China began building a military base in Djibouti on the Horn of Africa last year, and the People’s Liberation Army dispatched troops to the base earlier this month. China asserts the base is for peacekeeping and humanitarian operations, arguing that the Chinese military will use the base to “make new and greater contributions” to regional peace and stability, but the U.S., which has its own base nearby, has concerns about China’s strategic intentions.

“We’ve never had a base of, let’s just say a peer competitor, as close as this one happens to be,” Marine Corps General Thomas Waldhauser, commander of AFRICOM, told Breaking Defense in March. “There are some very significant operational security concerns” with regard to China’s overseas military base development.

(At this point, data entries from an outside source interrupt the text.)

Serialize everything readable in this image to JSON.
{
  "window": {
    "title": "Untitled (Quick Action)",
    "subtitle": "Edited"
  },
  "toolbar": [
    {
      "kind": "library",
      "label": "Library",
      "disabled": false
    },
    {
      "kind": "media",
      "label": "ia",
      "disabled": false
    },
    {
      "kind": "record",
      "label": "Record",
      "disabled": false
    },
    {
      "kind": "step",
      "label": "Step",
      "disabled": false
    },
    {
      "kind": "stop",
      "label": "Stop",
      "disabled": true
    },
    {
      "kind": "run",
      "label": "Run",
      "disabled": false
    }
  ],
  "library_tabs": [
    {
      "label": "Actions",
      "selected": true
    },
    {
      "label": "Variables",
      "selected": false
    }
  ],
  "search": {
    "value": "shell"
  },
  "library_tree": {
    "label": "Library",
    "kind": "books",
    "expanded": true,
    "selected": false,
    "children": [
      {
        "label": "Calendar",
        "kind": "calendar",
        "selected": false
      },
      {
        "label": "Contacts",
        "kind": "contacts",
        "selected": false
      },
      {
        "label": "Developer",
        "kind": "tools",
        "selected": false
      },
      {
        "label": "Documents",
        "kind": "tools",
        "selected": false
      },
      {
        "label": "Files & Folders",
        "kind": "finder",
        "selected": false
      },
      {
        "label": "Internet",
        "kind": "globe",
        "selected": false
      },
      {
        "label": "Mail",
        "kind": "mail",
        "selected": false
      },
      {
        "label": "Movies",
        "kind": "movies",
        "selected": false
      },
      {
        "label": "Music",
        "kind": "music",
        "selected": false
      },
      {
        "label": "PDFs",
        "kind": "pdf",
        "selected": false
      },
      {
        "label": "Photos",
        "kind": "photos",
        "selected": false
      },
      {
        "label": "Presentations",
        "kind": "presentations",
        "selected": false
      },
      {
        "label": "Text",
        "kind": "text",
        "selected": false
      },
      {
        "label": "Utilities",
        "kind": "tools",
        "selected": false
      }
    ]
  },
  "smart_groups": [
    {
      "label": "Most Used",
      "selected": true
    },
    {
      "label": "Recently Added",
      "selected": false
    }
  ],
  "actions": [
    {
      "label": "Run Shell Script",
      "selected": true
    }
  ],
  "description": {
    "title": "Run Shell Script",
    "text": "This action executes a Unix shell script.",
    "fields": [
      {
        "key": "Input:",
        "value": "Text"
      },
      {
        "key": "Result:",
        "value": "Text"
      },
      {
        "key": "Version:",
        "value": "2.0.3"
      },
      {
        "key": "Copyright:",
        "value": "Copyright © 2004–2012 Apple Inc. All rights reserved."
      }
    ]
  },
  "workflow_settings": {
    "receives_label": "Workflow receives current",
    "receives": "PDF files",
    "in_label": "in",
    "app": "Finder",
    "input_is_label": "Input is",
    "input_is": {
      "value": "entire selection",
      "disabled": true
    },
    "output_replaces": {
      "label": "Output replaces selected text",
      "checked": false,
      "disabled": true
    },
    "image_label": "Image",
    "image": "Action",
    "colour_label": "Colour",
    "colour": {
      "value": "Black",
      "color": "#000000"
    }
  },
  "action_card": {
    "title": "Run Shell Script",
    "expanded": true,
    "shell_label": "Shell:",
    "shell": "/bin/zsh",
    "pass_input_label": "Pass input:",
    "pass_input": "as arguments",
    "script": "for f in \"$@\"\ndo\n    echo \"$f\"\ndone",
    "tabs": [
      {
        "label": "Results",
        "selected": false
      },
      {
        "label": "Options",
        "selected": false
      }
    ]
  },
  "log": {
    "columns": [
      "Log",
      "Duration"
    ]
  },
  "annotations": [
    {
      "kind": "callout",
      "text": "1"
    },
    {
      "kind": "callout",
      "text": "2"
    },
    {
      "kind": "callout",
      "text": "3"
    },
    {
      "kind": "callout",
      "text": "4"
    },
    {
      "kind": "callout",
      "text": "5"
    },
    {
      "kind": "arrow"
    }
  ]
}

“This initiative, along with regular naval vessel visits to foreign ports, both reflects and amplifies China’s growing influence, extending the reach of its armed forces,” the Department of Defense noted in the this year’s China Military Power Report.

Satellite images from Stratfor Worldview and Allsource Analysis show that the Djibouti military base is much bigger and more secure than previously thought. It is a heavily fortified facility with three layers of security and 250,000 square feet of underground space.

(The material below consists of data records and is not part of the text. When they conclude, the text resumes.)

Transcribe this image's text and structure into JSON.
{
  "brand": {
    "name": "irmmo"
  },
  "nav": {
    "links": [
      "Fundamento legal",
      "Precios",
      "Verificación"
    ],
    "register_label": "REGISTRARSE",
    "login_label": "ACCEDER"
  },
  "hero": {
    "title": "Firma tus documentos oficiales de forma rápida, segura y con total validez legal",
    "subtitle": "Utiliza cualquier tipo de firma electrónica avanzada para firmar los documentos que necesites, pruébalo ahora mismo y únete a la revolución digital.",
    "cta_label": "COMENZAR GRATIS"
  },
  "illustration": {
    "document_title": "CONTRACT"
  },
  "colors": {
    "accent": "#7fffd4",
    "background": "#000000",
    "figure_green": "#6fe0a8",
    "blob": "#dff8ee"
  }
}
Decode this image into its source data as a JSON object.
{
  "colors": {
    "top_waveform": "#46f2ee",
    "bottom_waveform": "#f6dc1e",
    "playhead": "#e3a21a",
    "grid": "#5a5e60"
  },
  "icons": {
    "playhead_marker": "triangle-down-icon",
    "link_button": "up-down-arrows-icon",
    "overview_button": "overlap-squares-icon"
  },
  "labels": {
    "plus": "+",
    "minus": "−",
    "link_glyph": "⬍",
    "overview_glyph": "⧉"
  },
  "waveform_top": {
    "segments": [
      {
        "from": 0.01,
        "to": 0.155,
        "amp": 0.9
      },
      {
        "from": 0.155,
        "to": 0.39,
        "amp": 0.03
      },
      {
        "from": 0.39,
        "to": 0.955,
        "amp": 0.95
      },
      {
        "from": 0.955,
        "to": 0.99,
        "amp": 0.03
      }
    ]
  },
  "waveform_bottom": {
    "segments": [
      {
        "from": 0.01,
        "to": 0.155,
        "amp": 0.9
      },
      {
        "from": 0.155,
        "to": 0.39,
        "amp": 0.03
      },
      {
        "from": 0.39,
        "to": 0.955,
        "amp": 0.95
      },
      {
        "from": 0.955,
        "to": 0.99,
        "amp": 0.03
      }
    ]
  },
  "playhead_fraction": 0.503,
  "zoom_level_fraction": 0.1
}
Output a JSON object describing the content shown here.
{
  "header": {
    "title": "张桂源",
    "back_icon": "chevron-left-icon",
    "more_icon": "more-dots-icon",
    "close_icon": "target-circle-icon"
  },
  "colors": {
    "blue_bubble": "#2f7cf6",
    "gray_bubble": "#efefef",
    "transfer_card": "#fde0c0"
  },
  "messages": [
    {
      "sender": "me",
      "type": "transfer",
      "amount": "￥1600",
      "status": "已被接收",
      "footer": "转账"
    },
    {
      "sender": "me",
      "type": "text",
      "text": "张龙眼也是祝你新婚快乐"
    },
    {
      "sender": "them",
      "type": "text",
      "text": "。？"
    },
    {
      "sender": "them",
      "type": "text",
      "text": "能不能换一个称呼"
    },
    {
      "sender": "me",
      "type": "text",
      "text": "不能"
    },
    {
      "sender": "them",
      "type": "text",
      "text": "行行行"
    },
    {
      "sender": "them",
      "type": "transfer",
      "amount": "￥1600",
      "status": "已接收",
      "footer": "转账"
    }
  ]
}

“This type of construction is in line with known Chinese practices in hardening their military bases, Stratfor explained in an accompanying analysis. “The underground structures allow for unobserved activity, as well as offer protection to vehicles or facilities critical to the Chinese mission in Djibouti.” China has similarly hardened its strategic military outposts in the South China Sea, which provide outlets for increased militarization in the region.

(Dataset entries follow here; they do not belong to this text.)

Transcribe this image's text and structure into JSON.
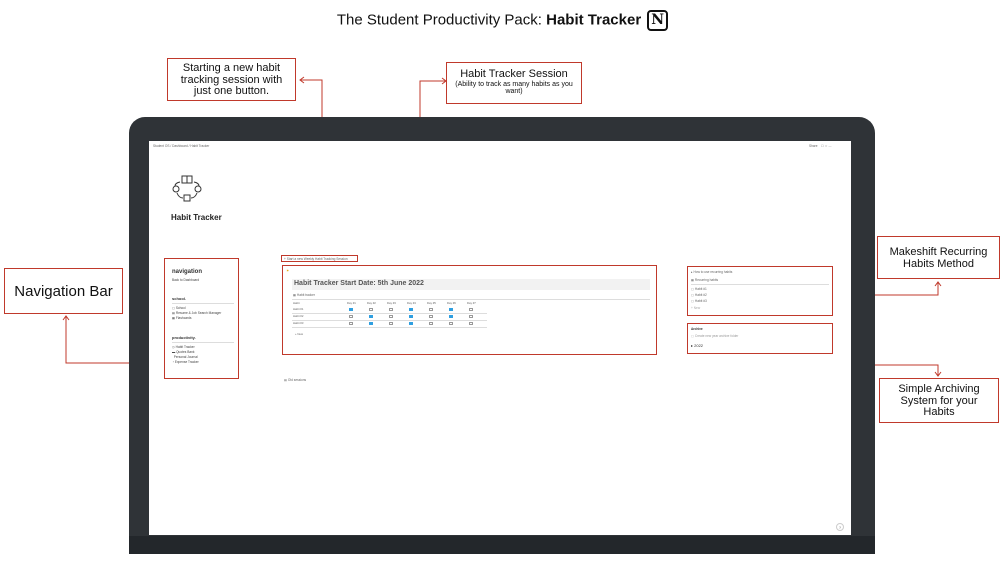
{
  "header": {
    "title_prefix": "The  Student Productivity Pack: ",
    "title_bold": "Habit Tracker",
    "logo_letter": "N"
  },
  "callouts": {
    "new_session": "Starting a new habit tracking session with just one button.",
    "session_title": "Habit Tracker Session",
    "session_sub": "(Ability to track as many habits as you want)",
    "navigation_bar": "Navigation Bar",
    "recurring": "Makeshift Recurring Habits Method",
    "archiving": "Simple Archiving System for your Habits"
  },
  "app": {
    "breadcrumb": "Student OS  /  Dashboard  /  Habit Tracker",
    "share": "Share",
    "page_title": "Habit Tracker",
    "new_session_button": "+ Start a new Weekly Habit Tracking Session",
    "navigation": {
      "heading": "navigation",
      "back_link": "Back to Dashboard",
      "school_heading": "school.",
      "school_items": [
        "School",
        "Resume & Job Search Manager",
        "Flashcards"
      ],
      "productivity_heading": "productivity.",
      "productivity_items": [
        "Habit Tracker",
        "Quotes Bank",
        "Personal Journal",
        "Expense Tracker"
      ]
    },
    "tracker": {
      "title": "Habit Tracker Start Date: 5th June 2022",
      "view_tab": "Habit tracker",
      "columns": [
        "Habit",
        "Day #1",
        "Day #2",
        "Day #3",
        "Day #4",
        "Day #5",
        "Day #6",
        "Day #7"
      ],
      "rows": [
        {
          "name": "Habit #1",
          "checks": [
            true,
            false,
            false,
            true,
            false,
            true,
            false
          ]
        },
        {
          "name": "Habit #2",
          "checks": [
            false,
            true,
            false,
            true,
            false,
            true,
            false
          ]
        },
        {
          "name": "Habit #3",
          "checks": [
            false,
            true,
            false,
            true,
            false,
            false,
            false
          ]
        }
      ],
      "new_row": "+ New"
    },
    "footer_link": "Old sessions",
    "recurring": {
      "toggle": "How to use recurring habits",
      "view_tab": "Recurring habits",
      "items": [
        "Habit #1",
        "Habit #2",
        "Habit #3"
      ],
      "new_row": "+ New"
    },
    "archive": {
      "heading": "Archive",
      "sub": "Create new year archive folder",
      "year": "2022"
    },
    "help_button": "?"
  }
}
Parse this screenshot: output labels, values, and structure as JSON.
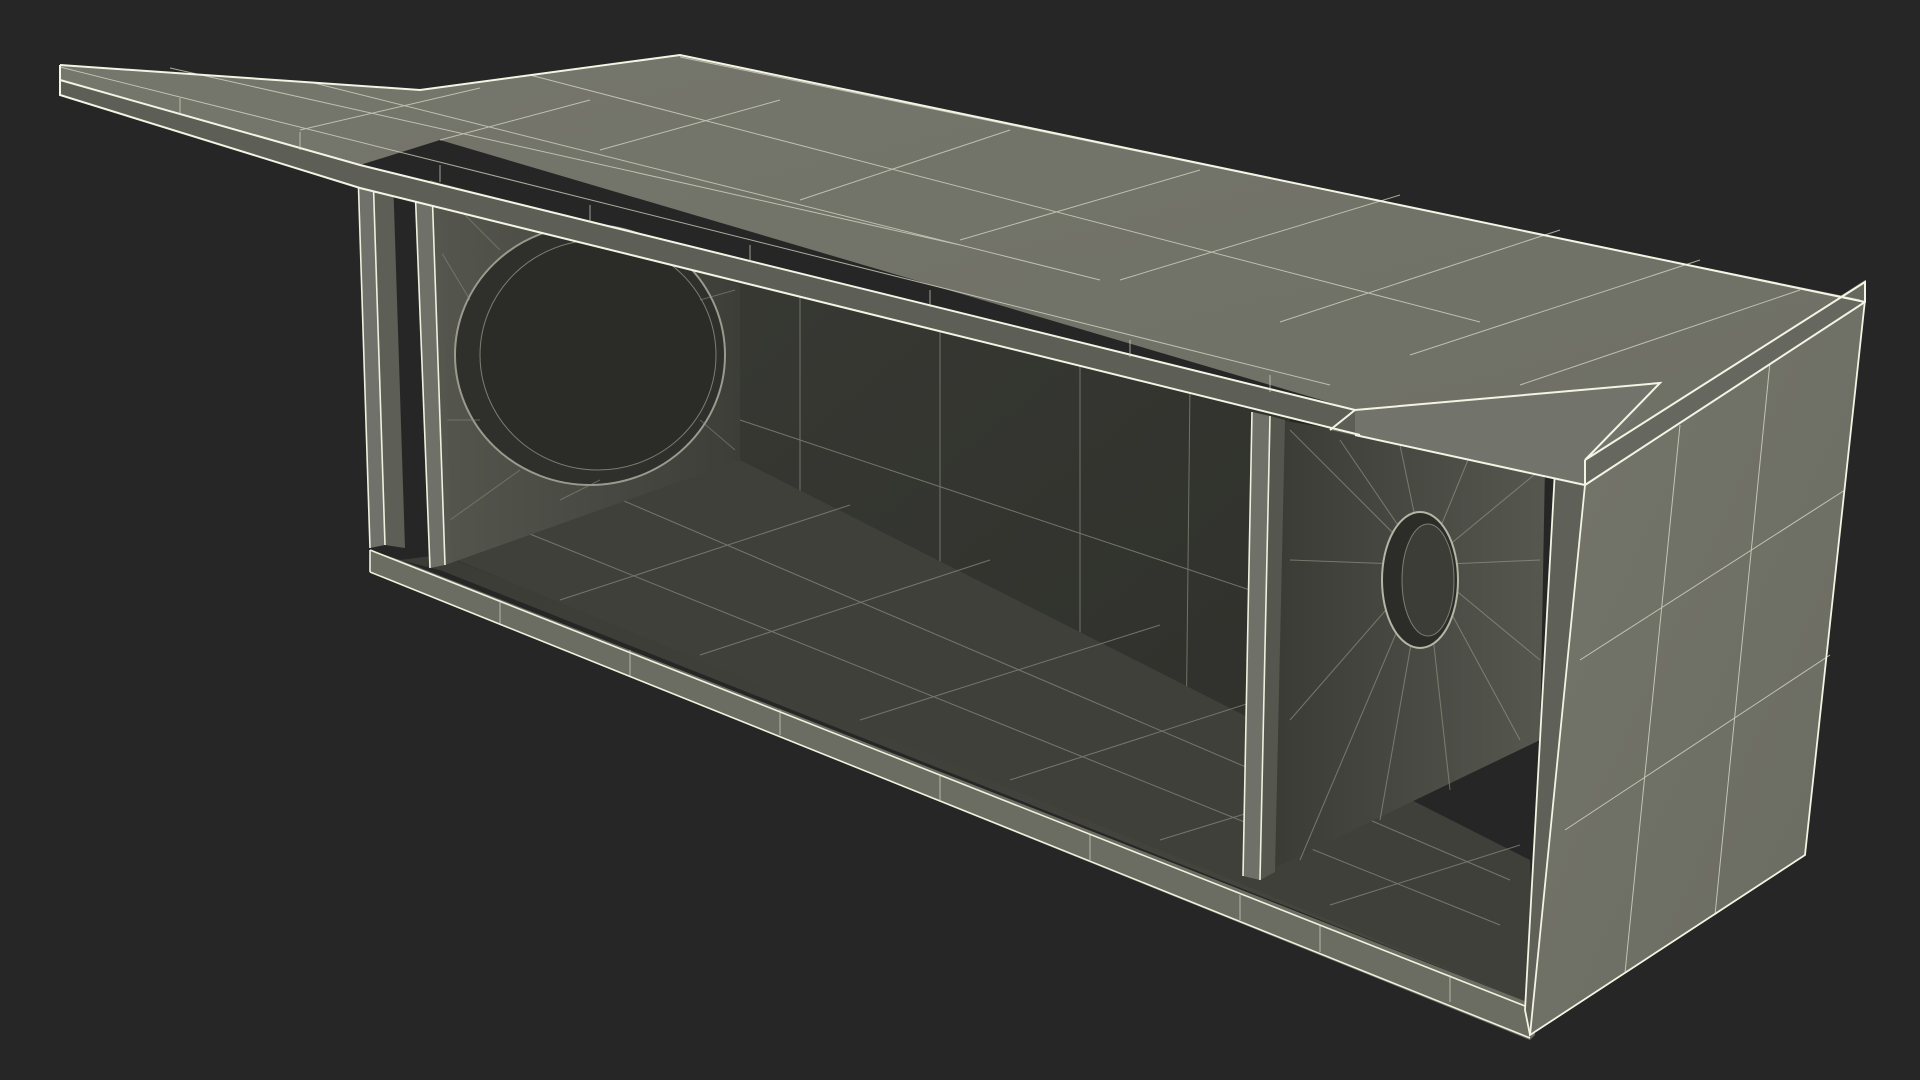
{
  "scene": {
    "subject": "wireframe-render",
    "background_color": "#262626",
    "colors": {
      "panel_light": "#7c7d72",
      "panel_mid": "#5f6058",
      "panel_dark": "#3e3f39",
      "panel_deep": "#33342f",
      "edge_highlight": "#f4f4e4",
      "wire": "#c9cab8"
    }
  }
}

Stratfor also detected hangars for helicopters, but not fixed-wing aircraft.

The base in Djibouti is expected to serve as an essential tool for the development of a “blue water navy.”

“One of the big hall marks of a superpower is having blue-water capacity, and China is in the awkward position where it sees itself as a superpower, other countries perceive it as a superpower, but it doesn’t actually have the full capacity of a superpower as yet,” Yvonne Chiu, an assistant professor at the Department of Politics at the University of Hong Kong, told CNN recently. China is stepping up its capabilities by producing new naval vessels at a rapid rate and moving its forces farther from its shores.

Several Chinese naval units are presently training with Russian forces in the Baltic Sea.